Anche l’esercizio della memoria sembra venire meno, grazie alla possibilità di richiamare con i dispositivi mobili dati e informazioni di ogni tipo…
“Sono in molti, tra gli utenti più giovani, a giudicare inutile la capacità di ricordare informazioni. In realtà le nostre competenze creative dipendono in gran parte dalla presenza di ‘contenuti’ residenti nel nostro cervello che sono gli unici a cui possiamo avere accesso immediato e che forniscono il materiale per il processo di generazione di nuovi contenuti. Esercitare la memoria non è un’attività fine a se stessa ma rappresenta il fondamento della nostra capacità di creare”.

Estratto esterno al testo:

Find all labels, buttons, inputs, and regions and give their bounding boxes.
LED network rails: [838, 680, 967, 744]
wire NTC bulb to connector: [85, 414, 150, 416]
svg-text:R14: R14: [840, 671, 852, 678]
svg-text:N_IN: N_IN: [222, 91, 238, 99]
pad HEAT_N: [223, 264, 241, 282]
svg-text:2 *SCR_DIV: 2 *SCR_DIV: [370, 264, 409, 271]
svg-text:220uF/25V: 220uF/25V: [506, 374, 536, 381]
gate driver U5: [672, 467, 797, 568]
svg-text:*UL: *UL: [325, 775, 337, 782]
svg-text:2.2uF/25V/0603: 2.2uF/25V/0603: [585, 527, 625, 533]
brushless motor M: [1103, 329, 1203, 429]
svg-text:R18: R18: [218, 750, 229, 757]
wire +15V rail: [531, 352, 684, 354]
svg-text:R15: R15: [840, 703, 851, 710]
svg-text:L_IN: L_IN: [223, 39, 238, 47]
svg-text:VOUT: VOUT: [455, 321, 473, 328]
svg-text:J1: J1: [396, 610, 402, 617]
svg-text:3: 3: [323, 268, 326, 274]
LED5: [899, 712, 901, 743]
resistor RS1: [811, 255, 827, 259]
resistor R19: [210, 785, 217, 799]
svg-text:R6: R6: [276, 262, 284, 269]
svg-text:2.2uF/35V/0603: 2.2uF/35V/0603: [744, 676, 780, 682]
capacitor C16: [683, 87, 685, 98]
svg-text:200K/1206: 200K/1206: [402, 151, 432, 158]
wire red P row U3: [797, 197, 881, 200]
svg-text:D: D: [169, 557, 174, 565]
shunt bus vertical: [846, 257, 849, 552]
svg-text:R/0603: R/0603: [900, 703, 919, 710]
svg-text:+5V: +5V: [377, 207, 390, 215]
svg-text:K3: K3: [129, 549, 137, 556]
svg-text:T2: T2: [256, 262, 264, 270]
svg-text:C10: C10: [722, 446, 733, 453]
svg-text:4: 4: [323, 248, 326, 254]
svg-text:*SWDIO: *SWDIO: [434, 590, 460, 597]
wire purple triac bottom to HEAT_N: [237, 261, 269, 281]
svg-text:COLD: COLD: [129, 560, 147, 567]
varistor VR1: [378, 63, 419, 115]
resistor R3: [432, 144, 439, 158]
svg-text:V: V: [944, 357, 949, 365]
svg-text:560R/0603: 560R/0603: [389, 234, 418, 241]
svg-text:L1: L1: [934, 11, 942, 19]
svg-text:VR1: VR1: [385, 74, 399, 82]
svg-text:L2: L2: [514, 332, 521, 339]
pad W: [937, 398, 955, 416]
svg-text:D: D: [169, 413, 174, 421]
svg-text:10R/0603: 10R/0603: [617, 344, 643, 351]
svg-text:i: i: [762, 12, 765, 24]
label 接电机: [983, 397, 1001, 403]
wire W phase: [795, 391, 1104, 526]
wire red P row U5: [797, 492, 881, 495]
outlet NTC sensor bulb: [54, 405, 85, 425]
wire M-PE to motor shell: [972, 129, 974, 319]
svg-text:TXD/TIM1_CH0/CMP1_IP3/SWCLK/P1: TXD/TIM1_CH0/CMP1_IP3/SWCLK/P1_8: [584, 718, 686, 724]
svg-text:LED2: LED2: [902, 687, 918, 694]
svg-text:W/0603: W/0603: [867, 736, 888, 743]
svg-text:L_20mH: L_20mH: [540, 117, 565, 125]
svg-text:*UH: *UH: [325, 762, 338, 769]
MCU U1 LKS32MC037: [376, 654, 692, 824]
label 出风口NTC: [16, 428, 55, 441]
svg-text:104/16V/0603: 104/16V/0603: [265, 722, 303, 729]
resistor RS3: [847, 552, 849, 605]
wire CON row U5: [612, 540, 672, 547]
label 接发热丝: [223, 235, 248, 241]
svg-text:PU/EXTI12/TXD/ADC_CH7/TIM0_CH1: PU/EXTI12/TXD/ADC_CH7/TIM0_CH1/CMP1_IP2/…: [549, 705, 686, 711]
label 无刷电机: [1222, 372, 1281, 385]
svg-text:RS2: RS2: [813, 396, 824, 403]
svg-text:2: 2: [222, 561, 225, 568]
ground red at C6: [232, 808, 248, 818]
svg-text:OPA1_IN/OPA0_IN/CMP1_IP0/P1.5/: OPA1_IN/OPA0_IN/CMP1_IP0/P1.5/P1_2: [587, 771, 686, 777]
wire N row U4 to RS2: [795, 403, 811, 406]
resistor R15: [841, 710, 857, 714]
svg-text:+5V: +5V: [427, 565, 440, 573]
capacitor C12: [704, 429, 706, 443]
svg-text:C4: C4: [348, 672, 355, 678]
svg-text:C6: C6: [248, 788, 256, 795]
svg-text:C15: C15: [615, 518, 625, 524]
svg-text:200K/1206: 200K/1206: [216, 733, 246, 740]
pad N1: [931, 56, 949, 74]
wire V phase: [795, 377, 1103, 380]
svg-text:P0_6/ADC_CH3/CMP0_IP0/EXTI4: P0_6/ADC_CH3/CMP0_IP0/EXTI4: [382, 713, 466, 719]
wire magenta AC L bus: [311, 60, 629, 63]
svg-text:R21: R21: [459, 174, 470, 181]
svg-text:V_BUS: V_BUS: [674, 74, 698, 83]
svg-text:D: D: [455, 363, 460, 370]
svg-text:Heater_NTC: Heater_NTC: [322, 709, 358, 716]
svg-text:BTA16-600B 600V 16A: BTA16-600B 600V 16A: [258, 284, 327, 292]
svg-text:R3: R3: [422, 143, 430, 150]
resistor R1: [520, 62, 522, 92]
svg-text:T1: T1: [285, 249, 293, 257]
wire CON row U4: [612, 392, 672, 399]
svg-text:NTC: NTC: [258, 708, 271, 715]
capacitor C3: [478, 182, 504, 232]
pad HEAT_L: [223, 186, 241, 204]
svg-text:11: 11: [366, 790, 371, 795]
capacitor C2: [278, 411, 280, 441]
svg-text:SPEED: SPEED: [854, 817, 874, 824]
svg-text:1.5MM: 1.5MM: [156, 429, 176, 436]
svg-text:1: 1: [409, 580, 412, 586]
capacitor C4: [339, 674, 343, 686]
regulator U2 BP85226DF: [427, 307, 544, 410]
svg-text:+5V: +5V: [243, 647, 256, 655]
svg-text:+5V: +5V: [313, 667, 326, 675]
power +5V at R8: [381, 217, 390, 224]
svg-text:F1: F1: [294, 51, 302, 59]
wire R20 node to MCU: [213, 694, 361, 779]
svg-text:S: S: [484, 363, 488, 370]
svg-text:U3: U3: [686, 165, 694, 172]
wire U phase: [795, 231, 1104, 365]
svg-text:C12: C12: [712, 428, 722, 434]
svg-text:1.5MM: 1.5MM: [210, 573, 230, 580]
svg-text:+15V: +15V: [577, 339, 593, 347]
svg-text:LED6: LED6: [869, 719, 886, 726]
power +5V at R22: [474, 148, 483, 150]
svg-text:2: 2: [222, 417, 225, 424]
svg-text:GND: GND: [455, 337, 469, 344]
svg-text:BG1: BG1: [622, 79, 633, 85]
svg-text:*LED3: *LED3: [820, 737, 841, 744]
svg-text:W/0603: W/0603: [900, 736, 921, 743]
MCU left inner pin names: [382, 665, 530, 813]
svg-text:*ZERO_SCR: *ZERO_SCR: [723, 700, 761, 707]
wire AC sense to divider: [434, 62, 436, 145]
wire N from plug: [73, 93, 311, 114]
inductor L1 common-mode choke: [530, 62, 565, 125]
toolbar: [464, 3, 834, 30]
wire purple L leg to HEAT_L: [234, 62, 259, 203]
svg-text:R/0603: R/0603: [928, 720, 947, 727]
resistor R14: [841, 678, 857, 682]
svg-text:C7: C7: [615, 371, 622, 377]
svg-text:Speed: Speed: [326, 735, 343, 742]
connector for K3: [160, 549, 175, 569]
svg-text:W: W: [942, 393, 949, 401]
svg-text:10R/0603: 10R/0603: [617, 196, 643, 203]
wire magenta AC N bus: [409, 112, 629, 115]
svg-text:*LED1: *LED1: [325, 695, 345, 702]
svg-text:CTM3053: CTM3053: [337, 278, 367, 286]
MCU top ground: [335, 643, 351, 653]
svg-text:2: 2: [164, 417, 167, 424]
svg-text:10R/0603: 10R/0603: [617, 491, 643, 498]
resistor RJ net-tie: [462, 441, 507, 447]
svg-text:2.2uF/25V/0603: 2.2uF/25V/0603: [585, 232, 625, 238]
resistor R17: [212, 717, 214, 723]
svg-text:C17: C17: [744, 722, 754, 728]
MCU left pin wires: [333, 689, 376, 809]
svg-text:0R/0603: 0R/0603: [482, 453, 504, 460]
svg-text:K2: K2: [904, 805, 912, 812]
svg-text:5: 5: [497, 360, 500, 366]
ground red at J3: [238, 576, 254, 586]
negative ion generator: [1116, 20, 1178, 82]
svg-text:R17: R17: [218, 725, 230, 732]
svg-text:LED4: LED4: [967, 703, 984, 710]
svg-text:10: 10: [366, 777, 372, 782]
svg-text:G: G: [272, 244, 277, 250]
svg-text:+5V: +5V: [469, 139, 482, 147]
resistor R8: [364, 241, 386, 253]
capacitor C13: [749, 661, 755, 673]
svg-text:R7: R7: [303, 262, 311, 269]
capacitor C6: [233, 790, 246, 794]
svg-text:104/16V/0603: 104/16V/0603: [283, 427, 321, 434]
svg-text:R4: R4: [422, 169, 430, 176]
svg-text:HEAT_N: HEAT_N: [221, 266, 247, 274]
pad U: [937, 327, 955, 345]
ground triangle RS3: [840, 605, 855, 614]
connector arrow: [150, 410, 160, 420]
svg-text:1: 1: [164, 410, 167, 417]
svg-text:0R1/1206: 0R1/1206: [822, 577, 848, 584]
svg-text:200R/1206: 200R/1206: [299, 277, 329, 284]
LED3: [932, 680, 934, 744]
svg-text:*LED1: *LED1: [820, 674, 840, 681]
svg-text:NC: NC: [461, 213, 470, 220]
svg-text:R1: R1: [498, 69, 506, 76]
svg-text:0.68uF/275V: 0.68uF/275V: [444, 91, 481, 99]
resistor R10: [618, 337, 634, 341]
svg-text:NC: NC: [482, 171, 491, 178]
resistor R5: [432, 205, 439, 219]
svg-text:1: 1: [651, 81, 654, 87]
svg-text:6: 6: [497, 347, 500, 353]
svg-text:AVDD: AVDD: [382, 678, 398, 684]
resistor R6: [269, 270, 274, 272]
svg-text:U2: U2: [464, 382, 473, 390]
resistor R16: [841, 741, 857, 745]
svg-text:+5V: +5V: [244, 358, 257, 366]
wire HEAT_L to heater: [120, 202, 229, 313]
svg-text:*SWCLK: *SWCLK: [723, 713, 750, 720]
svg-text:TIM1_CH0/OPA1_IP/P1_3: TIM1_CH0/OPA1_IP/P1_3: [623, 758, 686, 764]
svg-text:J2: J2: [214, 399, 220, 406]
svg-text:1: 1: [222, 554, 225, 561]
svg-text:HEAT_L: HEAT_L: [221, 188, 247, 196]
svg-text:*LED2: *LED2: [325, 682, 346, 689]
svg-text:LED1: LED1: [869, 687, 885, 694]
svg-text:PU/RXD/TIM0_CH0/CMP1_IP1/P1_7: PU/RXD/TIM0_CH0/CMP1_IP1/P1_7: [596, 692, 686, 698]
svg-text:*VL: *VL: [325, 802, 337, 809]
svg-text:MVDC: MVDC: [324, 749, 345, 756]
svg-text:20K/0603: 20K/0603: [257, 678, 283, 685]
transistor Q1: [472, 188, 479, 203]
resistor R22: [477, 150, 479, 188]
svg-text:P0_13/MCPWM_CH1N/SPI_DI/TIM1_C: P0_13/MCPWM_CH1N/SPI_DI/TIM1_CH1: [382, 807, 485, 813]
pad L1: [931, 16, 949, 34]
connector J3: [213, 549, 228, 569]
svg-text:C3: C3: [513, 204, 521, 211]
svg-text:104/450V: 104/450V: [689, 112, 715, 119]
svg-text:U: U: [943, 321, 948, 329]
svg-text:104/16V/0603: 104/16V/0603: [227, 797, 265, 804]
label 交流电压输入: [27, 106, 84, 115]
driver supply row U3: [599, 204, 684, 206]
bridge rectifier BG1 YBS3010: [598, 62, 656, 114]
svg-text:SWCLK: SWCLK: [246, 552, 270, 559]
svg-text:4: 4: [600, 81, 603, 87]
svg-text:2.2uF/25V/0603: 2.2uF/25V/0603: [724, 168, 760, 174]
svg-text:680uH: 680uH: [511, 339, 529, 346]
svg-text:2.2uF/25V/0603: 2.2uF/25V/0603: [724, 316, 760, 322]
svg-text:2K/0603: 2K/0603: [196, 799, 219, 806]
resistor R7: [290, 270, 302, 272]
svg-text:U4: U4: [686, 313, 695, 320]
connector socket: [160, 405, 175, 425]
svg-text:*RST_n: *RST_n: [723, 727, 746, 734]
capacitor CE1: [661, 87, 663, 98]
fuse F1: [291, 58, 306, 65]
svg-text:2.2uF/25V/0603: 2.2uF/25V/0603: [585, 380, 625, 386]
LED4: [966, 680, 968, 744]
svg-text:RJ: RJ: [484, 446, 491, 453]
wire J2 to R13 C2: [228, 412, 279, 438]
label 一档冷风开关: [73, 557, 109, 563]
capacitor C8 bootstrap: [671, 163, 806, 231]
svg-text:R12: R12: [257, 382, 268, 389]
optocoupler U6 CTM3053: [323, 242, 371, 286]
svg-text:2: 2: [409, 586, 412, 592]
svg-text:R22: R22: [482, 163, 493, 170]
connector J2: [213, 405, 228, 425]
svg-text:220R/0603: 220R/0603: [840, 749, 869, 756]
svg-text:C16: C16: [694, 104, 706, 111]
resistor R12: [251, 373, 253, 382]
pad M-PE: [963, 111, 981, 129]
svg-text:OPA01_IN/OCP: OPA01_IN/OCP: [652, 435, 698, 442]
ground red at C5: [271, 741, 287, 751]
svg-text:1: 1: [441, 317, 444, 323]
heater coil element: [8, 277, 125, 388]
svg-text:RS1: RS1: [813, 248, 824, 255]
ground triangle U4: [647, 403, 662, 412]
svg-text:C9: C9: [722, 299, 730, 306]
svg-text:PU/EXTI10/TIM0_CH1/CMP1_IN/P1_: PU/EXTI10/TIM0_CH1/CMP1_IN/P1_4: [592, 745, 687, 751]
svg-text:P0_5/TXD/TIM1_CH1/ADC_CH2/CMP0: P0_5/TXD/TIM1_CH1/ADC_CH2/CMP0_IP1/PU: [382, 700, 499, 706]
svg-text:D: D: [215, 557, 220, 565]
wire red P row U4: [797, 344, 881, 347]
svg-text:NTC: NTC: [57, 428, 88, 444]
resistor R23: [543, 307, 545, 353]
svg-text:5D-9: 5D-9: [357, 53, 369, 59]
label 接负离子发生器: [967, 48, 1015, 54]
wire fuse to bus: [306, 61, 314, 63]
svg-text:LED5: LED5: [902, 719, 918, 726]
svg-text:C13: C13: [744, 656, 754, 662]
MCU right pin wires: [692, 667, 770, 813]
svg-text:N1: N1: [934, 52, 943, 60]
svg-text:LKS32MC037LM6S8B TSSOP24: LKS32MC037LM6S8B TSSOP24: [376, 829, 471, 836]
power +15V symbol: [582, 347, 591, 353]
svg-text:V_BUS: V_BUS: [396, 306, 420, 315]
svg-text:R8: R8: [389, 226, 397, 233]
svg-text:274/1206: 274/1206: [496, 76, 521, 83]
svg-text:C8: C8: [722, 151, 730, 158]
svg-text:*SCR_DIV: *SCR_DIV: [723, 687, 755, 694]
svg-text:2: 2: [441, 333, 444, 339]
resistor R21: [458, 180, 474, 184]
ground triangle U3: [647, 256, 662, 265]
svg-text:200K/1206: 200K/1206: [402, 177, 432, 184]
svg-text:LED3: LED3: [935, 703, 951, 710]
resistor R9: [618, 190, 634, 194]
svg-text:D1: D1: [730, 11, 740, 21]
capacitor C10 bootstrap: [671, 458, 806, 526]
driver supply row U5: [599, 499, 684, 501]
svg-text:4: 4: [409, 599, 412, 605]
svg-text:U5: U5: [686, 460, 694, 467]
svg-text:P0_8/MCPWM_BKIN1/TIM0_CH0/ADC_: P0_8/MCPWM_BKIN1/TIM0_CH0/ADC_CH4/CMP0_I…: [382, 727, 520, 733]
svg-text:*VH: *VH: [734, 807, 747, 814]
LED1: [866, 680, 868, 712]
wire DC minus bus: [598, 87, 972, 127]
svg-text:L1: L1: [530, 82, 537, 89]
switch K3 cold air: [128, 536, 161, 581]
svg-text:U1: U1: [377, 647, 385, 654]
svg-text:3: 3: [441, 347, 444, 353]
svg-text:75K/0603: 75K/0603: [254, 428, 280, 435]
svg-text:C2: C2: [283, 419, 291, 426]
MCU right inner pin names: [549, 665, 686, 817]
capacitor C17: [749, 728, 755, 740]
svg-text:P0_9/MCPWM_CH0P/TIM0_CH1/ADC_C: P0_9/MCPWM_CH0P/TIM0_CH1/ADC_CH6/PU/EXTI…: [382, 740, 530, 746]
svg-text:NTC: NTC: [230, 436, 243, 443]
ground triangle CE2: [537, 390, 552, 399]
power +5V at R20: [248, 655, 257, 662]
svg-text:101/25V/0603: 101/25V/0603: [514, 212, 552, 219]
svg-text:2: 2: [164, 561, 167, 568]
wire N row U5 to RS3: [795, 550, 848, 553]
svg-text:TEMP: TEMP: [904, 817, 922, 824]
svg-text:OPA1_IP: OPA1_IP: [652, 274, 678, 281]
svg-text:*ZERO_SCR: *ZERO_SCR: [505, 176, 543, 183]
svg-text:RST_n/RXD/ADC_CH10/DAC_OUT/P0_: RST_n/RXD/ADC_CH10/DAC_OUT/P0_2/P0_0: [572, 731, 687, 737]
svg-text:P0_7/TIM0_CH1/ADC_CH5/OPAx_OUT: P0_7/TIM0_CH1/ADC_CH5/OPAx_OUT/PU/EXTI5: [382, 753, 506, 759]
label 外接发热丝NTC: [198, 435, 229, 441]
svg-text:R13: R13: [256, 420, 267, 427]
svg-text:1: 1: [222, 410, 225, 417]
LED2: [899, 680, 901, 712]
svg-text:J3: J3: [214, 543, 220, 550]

Tra le competenze che possono venire meno o inibite c’è anche il senso di orientamento che viene sostituito dai navigatori che indicano ogni percorso disponibile?
“La possibilità di essere aiutati nell’esplorazione del territorio è tutt’altro che inutile e ci permette di risparmiare tempo ed energia. Ma le cose si stanno complicando anche in questo caso dato che i navigatori e le mappe, agli occhi di molti utenti, stanno diventando il ‘Mondo’ che vogliono descrivere. Il punto è che, sempre più frequentemente, si sta sostituendo il territorio con la rappresentazione del territorio… E non solo con le rappresentazioni satellitari, ma anche con i nuovi dispositivi di realtà virtuale e aumentata. Io credo che si stia compiendo nuovamente un’aberrazione cognitiva e, lo ripeto, la rappresentazione del territorio, per quanto raffinata e completa, non è il territorio”.

Alla fine, anche se come lei giustamente sottolineava, mancano ricerche che evidenzino dati più oggettivi su questi fenomeni, le sue considerazioni confermano diverse preoccupazioni emerse dalla ricerca. C’è ancora un ultimo elemento da segnalare: l’onnipresenza di questi dispositivi nella vita quotidiana può incrementare anche l’aggressività nei bambini e nei ragazzi?
“Qualsiasi attività che viene condotta con modalità compulsive, obbligate che sfociano nella dipendenza predispongono alla risposta aggressiva. Se avete provato a limitare o a controllare l’utilizzo di un dispositivo elettronico di un bambino o di un adolescente avrete immediatamente la risposta a questa domanda”.